To distract himself, Draco takes another sip, and grimaces. He puts the cup down, and forces himself to look at Charlie. "All we ever did was drink and fuck. And I don’t drink anymore."
"I don’t have to be drunk to want you," Charlie says, lowering his voice.
"I had to drink to deal with you fucking and then fucking off. I’m not doing that again."
"I see," Charlie says softly. He stands up, and moves away.
He’s gone. Draco thinks. Again.
He picks up the book, turns it the right way up, and tries to focus on the words.
A minute later there is a blur in his peripheral vision and a creak from the chair opposite. Charlie has come back.
"What are you doing?"
"I’m having coffee." Charlie says quietly. "I’ll have coffee with you if you’ll let me."
Stick with the plan, Draco tells himself firmly.
"I can’t stop you from sitting there," he says, trying to keep his voice cool, and raises his book again.
Rosa bustles back over, deposits two mugs, and makes a quick exit. A tantalizing scent of chocolate fills the air.
Draco peeks over his book. The huge mug sitting nearest him contains a monstrosity of whipped cream, chocolate sauce, and a chocolate flake: the triple chocolate riddikulus. It’s been his favorite non-alcoholic drink since he was six. He narrows his eyes at Charlie.
"It was never about the alcohol," says Charlie.

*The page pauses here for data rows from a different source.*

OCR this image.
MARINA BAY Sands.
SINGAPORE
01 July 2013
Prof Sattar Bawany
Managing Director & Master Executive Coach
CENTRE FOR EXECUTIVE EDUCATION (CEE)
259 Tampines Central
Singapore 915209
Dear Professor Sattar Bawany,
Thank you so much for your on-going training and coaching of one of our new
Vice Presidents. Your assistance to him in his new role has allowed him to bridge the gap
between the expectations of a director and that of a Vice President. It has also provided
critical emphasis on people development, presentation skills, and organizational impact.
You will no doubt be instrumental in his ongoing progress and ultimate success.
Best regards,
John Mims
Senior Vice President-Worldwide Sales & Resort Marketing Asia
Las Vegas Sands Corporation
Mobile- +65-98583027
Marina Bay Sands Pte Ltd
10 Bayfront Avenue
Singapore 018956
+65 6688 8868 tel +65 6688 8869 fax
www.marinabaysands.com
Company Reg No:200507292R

This is not forgiveness, Draco tells himself as he reaches for the drink. He licks off a blob of whipped cream, takes a sip, and the warmth floods through him: sweet, rich, and familiar.
"I need to go once I finish this drink." Draco says, with as much dignity as he can muster.
"Then perhaps we can do this again?"
Draco looks at the rakish stubble, muscled body, and easy swagger, all promising heartbreak. But there’s also concern in Charlie’s eyes.
Uncertain, he fiddles with the mug and bites the top off the chocolate flake.
"I’ll think about it."
That night Draco eats two bars of chocolate and discovers that the trashy novel is even worse than he feared, but he stays sober.
In the morning he sips his tea and watches the rain fall on the manor’s garden. Rain brings new growth Draco reminds himself. From the right angle, it even brings clichéd fucking rainbows. Amidst the worry, uncertainty, and puddles, there’s a sense of possibility. You could even call it hope.